Ford is even-handed in pointing out the conditions in which alcohol consumption is associated with increased, rather than decreased health risks, such has been found in some studies of breast cancer. But he also encourages a holistic view of health risk assessment: in the case of cancer, for example, women are encouraged to “evaluate many factors, including family history of breast cancer. They should also check the comparative risks for heart disease and breast cancer.”
In each chapter on a medical condition, Ford underscores the themes that will take up the concluding chapters of the book: American culture is singularly ambivalent — even hostile — towards alcohol; authorities presume that the public cannot distinguish between healthful use and unhealthy abuse of alcohol; policies are designed to reduce alcohol abuse by lowering consumption for all; and the medical establishment and the media withhold or underreport findings that would help Americans make more informed health choices.

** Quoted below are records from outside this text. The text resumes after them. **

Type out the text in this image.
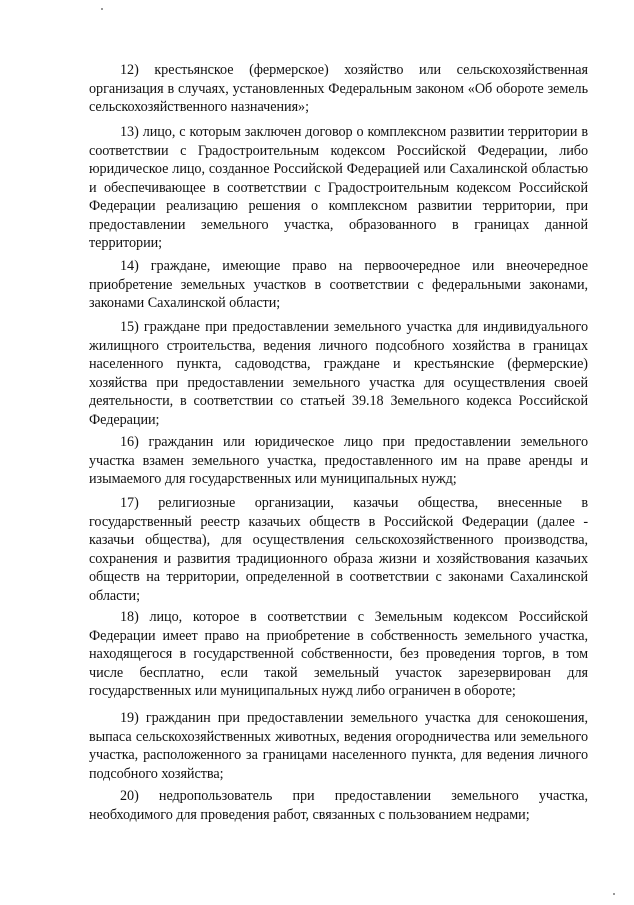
12) крестьянское (фермерское) хозяйство или сельскохозяйственная организация в случаях, установленных Федеральным законом «Об обороте земель сельскохозяйственного назначения»;

13) лицо, с которым заключен договор о комплексном развитии территории в соответствии с Градостроительным кодексом Российской Федерации, либо юридическое лицо, созданное Российской Федерацией или Сахалинской областью и обеспечивающее в соответствии с Градостроительным кодексом Российской Федерации реализацию решения о комплексном развитии территории, при предоставлении земельного участка, образованного в границах данной территории;

14) граждане, имеющие право на первоочередное или внеочередное приобретение земельных участков в соответствии с федеральными законами, законами Сахалинской области;

15) граждане при предоставлении земельного участка для индивидуального жилищного строительства, ведения личного подсобного хозяйства в границах населенного пункта, садоводства, граждане и крестьянские (фермерские) хозяйства при предоставлении земельного участка для осуществления своей деятельности, в соответствии со статьей 39.18 Земельного кодекса Российской Федерации;

16) гражданин или юридическое лицо при предоставлении земельного участка взамен земельного участка, предоставленного им на праве аренды и изымаемого для государственных или муниципальных нужд;

17) религиозные организации, казачьи общества, внесенные в государственный реестр казачьих обществ в Российской Федерации (далее - казачьи общества), для осуществления сельскохозяйственного производства, сохранения и развития традиционного образа жизни и хозяйствования казачьих обществ на территории, определенной в соответствии с законами Сахалинской области;

18) лицо, которое в соответствии с Земельным кодексом Российской Федерации имеет право на приобретение в собственность земельного участка, находящегося в государственной собственности, без проведения торгов, в том числе бесплатно, если такой земельный участок зарезервирован для государственных или муниципальных нужд либо ограничен в обороте;

19) гражданин при предоставлении земельного участка для сенокошения, выпаса сельскохозяйственных животных, ведения огородничества или земельного участка, расположенного за границами населенного пункта, для ведения личного подсобного хозяйства;

20) недропользователь при предоставлении земельного участка, необходимого для проведения работ, связанных с пользованием недрами;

Ford clearly hopes The Science of Healthy Drinking will reach physicians and parents, the two most influential groups in shaping our health choices. With luck, open-minded members of both groups will read it. There are others for whom any good news about alcohol will always be unwelcome.
Though well written, this is probably not a book I would read cover-to-cover. However, I plan to keep it handy and turn to it when a specific question arises, grateful someone else has done the hard work of synthesizing all this material in a responsible and accessible way.